Loading

De inhoud voor een bundel met minstens één document met variabele gegevens, zoals Visitekaartjes, selecteren

U hebt een product van het type Bundel geselecteerd dat minimaal één opdracht van het type Document met variabele gegevens bevat.

Bij [Visitekaartjes per set] wordt aangegeven hoeveel visitekaartjes het VDP-document bevat. Dit item kan niet worden gewijzigd. De waarde van het item [Sets per rij] bepaalt hoe vaak één rij van de gegevensbron wordt toegepast op het VDP-document. De gebruiker bepaalt de waarde voor het item [Sets per rij].

Bijvoorbeeld: [Visitekaartjes per set] = 10 en [Sets per rij] = 10. Er worden nu 100 visitekaartjes afgedrukt voor elke rij van de gegevensbron.

Procedure

  1. Selecteer een product van het type Bundel (dat vooraf moet worden gemaakt door de beheerder). De bundel moet minimaal één opdracht van het type Document met variabele gegevens bevatten.
  2. De systeembeheerder bepaalt of u een gegevensbron kunt selecteren of handmatige invoer voor het product moet opgeven.
    • Selecteer de [Gegevensbron]

      1. Klik op de knop [Bladeren].

      2. Blader naar het gegevensbronbestand en klik op [Openen].

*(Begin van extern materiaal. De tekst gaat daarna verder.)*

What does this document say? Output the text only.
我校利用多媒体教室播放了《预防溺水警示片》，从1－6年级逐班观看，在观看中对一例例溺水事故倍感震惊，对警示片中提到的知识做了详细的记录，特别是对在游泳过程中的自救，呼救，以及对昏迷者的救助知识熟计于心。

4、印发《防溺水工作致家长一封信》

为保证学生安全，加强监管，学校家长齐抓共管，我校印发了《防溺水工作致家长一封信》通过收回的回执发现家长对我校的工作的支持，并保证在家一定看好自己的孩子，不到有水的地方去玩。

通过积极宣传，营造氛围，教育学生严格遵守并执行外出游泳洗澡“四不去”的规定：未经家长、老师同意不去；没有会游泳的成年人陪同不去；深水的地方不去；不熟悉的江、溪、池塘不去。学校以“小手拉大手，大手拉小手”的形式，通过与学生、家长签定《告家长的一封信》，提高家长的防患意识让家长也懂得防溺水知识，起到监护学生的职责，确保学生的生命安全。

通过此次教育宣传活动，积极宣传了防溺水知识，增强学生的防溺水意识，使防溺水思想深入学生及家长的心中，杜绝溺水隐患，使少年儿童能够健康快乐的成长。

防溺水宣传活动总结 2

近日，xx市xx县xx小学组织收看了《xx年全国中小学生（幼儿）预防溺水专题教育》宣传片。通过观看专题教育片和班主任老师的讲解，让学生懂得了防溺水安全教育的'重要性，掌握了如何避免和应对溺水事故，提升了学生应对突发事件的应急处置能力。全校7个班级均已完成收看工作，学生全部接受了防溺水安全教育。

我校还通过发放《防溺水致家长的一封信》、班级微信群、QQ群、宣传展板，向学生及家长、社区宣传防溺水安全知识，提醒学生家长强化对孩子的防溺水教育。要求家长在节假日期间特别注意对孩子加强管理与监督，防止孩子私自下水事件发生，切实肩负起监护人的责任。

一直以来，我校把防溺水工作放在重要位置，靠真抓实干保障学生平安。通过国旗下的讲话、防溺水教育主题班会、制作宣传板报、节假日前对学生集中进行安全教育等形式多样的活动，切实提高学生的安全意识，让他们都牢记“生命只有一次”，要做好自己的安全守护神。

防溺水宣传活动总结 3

        De volgende typen gegevensbronnen worden ondersteund: *.accdb, *.mdb, *.xlsx, *.xls en *.csv. Met een wachtwoord beveiligde gegevensbronnen van het type *.xlsx, *.xls en *.csv worden niet ondersteund. Door de toepassing wordt gecontroleerd of de gegevensbron geldig is voor het VDP-document. Er wordt een foutbericht weergegeven wanneer de gegevensbron incompatibele veldtype(n) bevat en/of verplichte velden ontbreken.

      3. Geef op welke tabel of welk blad van de gegevensbron moet worden gebruikt.

        Als het gegevensbrontype *.xls of *.xlsx is, moet u de juiste spreadsheet opgeven.

        Als het gegevensbrontype *.csv of *.txt is, moet u de waarde voor [Tekstscheidingsteken] opgeven. Desgewenst kunt u de optie [Tekstscheidingsteken] instellen. Bijvoorbeeld: 'veld1';'veld2';'veld3', waarbij:

        • " is ingesteld als [Tekstscheidingsteken]
        • ; is ingesteld als [Tekstscheidingsteken]
      4. De rijen in de gegevensbron worden toegepast op de bundel en VDP met [Vast document].

  3. U moet de afbeeldingen selecteren als het product [Kit] een [VDP-document] met afbeeldingskaders bevat. U kunt afzonderlijke afbeeldingen of een zipbestand met afbeeldingen selecteren.
    • Het ZIP-bestand selecteren

      1. Klik op de knop [Bladeren]. Selecteer [Digitaal bestand].

      2. Blader naar het ZIP-bestand dat de afbeeldingen bevat. U kunt BMP-, GIF-, TIFF-, TIF-, JPEG-, JPG-, PNG- en EPS-afbeeldingen toevoegen.

      3. Klik op [Openen].

        Het bestand wordt uitgepakt en de hoofdmap van de afbeeldingen wordt toegepast op het relatieve pad van elk afbeeldingskader in de gegevensbron.

        OPMERKING

        De gegevensbron moet een relatief pad naar elk afbeeldingskader bevatten. U kunt de order niet verzenden wanneer de gegevensbron absolute paden bevat.

      4. De afbeeldingen worden toegepast op de bundel en alle VDP-documenten van het type [Vast document] met [Gegevensbron].

  4. Wijs elke afbeelding toe aan het betreffende afbeeldingsveld.

    Typ de naam van de afbeelding voor elk afbeeldingsveld.

  5. Klik op de knop [Genereer een voorbeeld voor alle VDP-opdrachten] om een voorbeeld van het document met variabele gegevens te bekijken. U kunt voor elk VDP-document een voorbeeld bekijken.

    Dezelfde gegevensbron wordt toegepast op alle VDP-documenten van het type [Vast document] met [Gegevensbron] in deze bundel.

  6. Klik op [Valideer alle VDP-opdrachten] om het document met variabele gegevens te controleren op regelovertredingen.

    Bij deze bewerking wordt een aantal specifieke regels voor VDP-gegevens gebruikt in combinatie met een aantal preflightregels. Zie De VDP-gegevens valideren voor meer informatie over de regels.